Actually, if you maybe currently renting and considering using this technique perhaps the owner would be happy to assist you! There are several variations that can be used depending upon you and your seller. Do they desire the market price or are they just desperate to get out of the monthly payments – perhaps facing foreclosure?

The easiest way is to take over their mortgage payments – called ‘assuming’ the mortgage. You will need to be approved by the initial lender to presume the mortgage. If you can’t get approved for an assumable mortgage you could as well try a ‘subject to’ assumption where you merely make obligations while the property remains in the seller’s name.

You take over the original mortgage and make a second mortgage on the remaining cost of the house with the seller. Offer a high, interest-only payment for a short time period – two or 3 years. Rather than having the money sit down in a bank they can be getting a high interest over 2 or 3 years with the rest due in full at the end of the term.

When the term draws to a close you need to be able to refinance the cost, or perhaps you could sell. Unless you struck an actual bad market the value of the property should have risen in that time.
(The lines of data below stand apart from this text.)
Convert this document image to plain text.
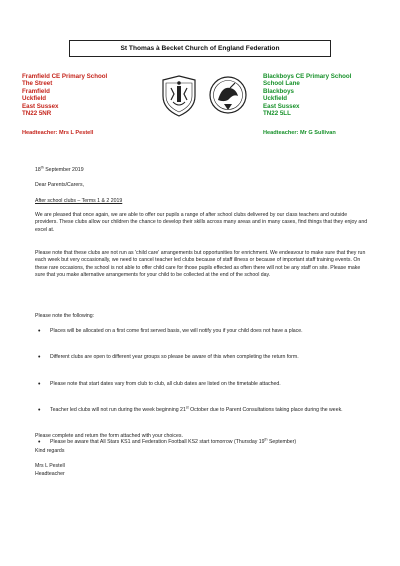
St Thomas à Becket Church of England Federation
Framfield CE Primary School
The Street
Framfield
Uckfield
East Sussex
TN22 5NR
Headteacher: Mrs L Pestell
Blackboys CE Primary School
School Lane
Blackboys
Uckfield
East Sussex
TN22 5LL
Headteacher: Mr G Sullivan
18th September 2019
Dear Parents/Carers,
After school clubs – Terms 1 & 2 2019
We are pleased that once again, we are able to offer our pupils a range of after school clubs delivered by our class teachers and outside providers. These clubs allow our children the chance to develop their skills across many areas and in many cases, find things that they enjoy and excel at.
Please note that these clubs are not run as 'child care' arrangements but opportunities for enrichment. We endeavour to make sure that they run each week but very occasionally, we need to cancel teacher led clubs because of staff illness or because of important staff training events. On these rare occasions, the school is not able to offer child care for those pupils effected as often there will not be any staff on site. Please make sure that you make alternative arrangements for your child to be collected at the end of the school day.
Please note the following:
• Places will be allocated on a first come first served basis, we will notify you if your child does not have a place.
• Different clubs are open to different year groups so please be aware of this when completing the return form.
• Please note that start dates vary from club to club, all club dates are listed on the timetable attached.
• Teacher led clubs will not run during the week beginning 21st October due to Parent Consultations taking place during the week.
• Please be aware that All Stars KS1 and Federation Football KS2 start tomorrow (Thursday 19th September)
Please complete and return the form attached with your choices.
Kind regards
Mrs L Pestell
Headteacher
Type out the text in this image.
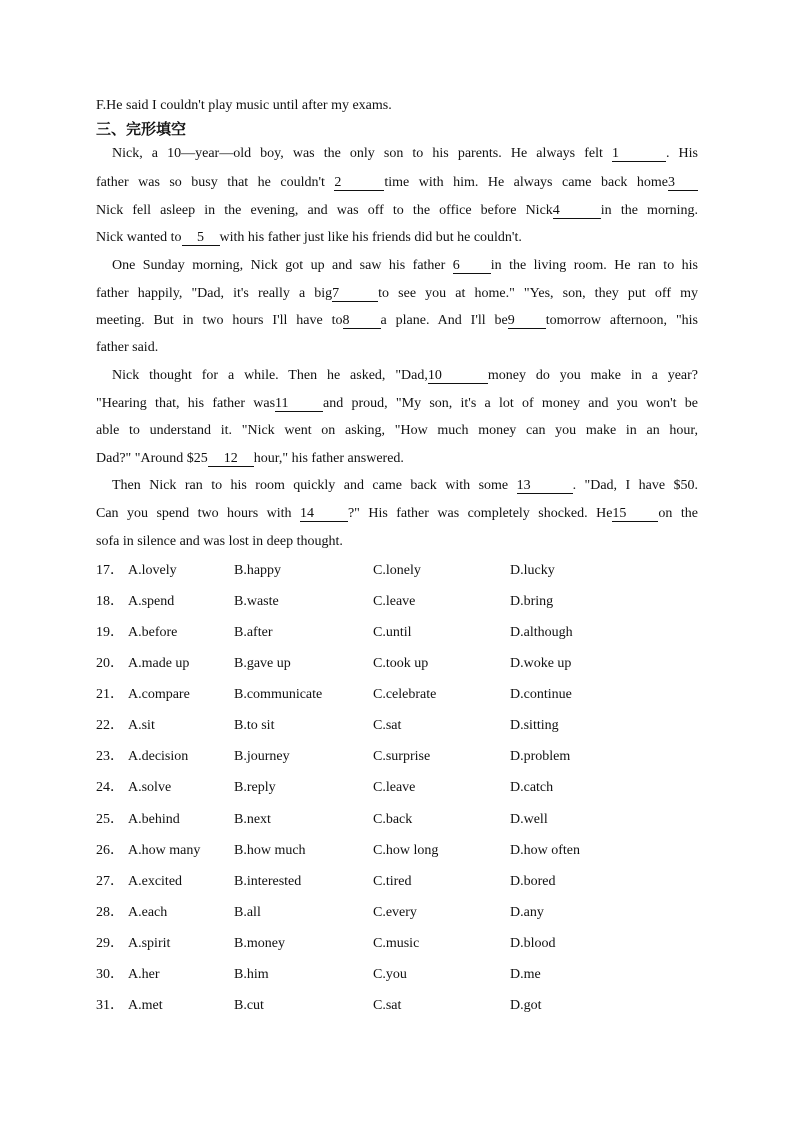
F.He said I couldn't play music until after my exams.
三、完形填空
Nick, a 10—year—old boy, was the only son to his parents. He always felt 1	. His
father was so busy that he couldn't 2	time with him. He always came back home3
Nick fell asleep in the evening, and was off to the office before Nick4	in the morning.
Nick wanted to 5 with his father just like his friends did but he couldn't.
One Sunday morning, Nick got up and saw his father 6 in the living room. He ran to his
father happily, "Dad, it's really a big7	to see you at home." "Yes, son, they put off my
meeting. But in two hours I'll have to8 a plane. And I'll be9 tomorrow afternoon, "his
father said.
Nick thought for a while. Then he asked, "Dad,10	money do you make in a year?
"Hearing that, his father was11 and proud, "My son, it's a lot of money and you won't be
able to understand it. "Nick went on asking, "How much money can you make in an hour,
Dad?" "Around $25 12 hour," his father answered.
Then Nick ran to his room quickly and came back with some 13	. "Dad, I have $50.
Can you spend two hours with 14 ?" His father was completely shocked. He15 on the
sofa in silence and was lost in deep thought.
17． A.lovely	B.happy	C.lonely	D.lucky
18． A.spend	B.waste	C.leave	D.bring
19． A.before	B.after	C.until	D.although
20． A.made up	B.gave up	C.took up	D.woke up
21． A.compare	B.communicate	C.celebrate	D.continue
22． A.sit	B.to sit	C.sat	D.sitting
23． A.decision	B.journey	C.surprise	D.problem
24． A.solve	B.reply	C.leave	D.catch
25． A.behind	B.next	C.back	D.well
26． A.how many B.how much	C.how long	D.how often
27． A.excited	B.interested	C.tired	D.bored
28． A.each	B.all	C.every	D.any
29． A.spirit	B.money	C.music	D.blood
30． A.her	B.him	C.you	D.me
31． A.met	B.cut	C.sat	D.got
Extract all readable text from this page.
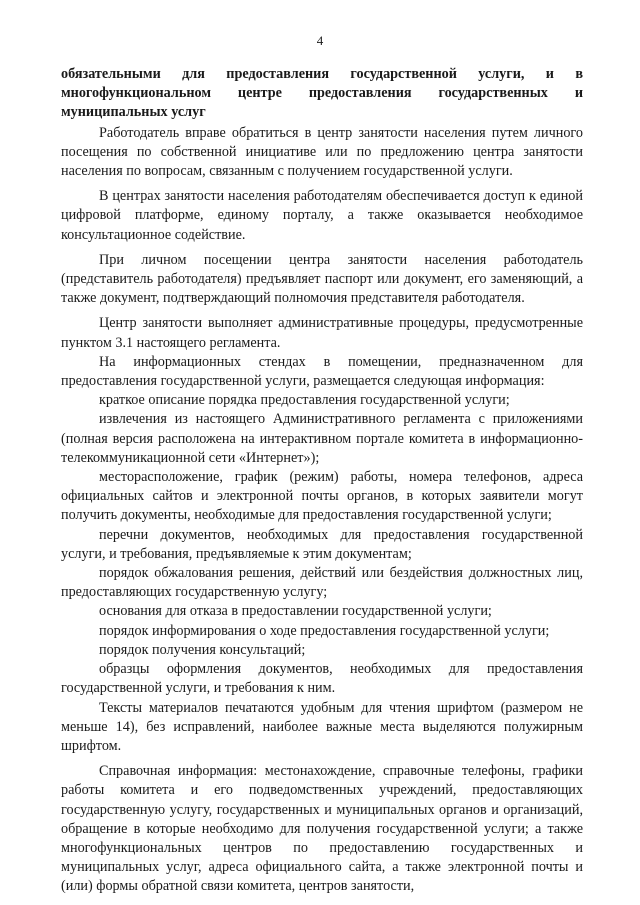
4

обязательными для предоставления государственной услуги, и в многофункциональном центре предоставления государственных и муниципальных услуг

Работодатель вправе обратиться в центр занятости населения путем личного посещения по собственной инициативе или по предложению центра занятости населения по вопросам, связанным с получением государственной услуги.

В центрах занятости населения работодателям обеспечивается доступ к единой цифровой платформе, единому порталу, а также оказывается необходимое консультационное содействие.

При личном посещении центра занятости населения работодатель (представитель работодателя) предъявляет паспорт или документ, его заменяющий, а также документ, подтверждающий полномочия представителя работодателя.

Центр занятости выполняет административные процедуры, предусмотренные пунктом 3.1 настоящего регламента.

На информационных стендах в помещении, предназначенном для предоставления государственной услуги, размещается следующая информация:

краткое описание порядка предоставления государственной услуги;

извлечения из настоящего Административного регламента с приложениями (полная версия расположена на интерактивном портале комитета в информационно-телекоммуникационной сети «Интернет»);

месторасположение, график (режим) работы, номера телефонов, адреса официальных сайтов и электронной почты органов, в которых заявители могут получить документы, необходимые для предоставления государственной услуги;

перечни документов, необходимых для предоставления государственной услуги, и требования, предъявляемые к этим документам;

порядок обжалования решения, действий или бездействия должностных лиц, предоставляющих государственную услугу;

основания для отказа в предоставлении государственной услуги;

порядок информирования о ходе предоставления государственной услуги;

порядок получения консультаций;

образцы оформления документов, необходимых для предоставления государственной услуги, и требования к ним.

Тексты материалов печатаются удобным для чтения шрифтом (размером не меньше 14), без исправлений, наиболее важные места выделяются полужирным шрифтом.

Справочная информация: местонахождение, справочные телефоны, графики работы комитета и его подведомственных учреждений, предоставляющих государственную услугу, государственных и муниципальных органов и организаций, обращение в которые необходимо для получения государственной услуги; а также многофункциональных центров по предоставлению государственных и муниципальных услуг, адреса официального сайта, а также электронной почты и (или) формы обратной связи комитета, центров занятости,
A lot of mortgage lenders merely want to make a great investment. While your local bank could still be lacking confidence there are a lot of financial lenders that would want to make a deal. Financiers prefare property investing. The mortgage is usually based on 60-70% of the value of the property, so as long as they understand they get their money back in the value of the property if you default, they do not care what kind of revenue you make. Complete the deal with a second mortgage done with the seller. If you default they could eventually foreclose on the property and sell it, paying down the existing mortgage in the proceeds.

Now you can observe the whole picture. It is good that seller and buyer can work together. If they can’t wait for a sale, you could still give them their initial price with a little overall flexibility on their part.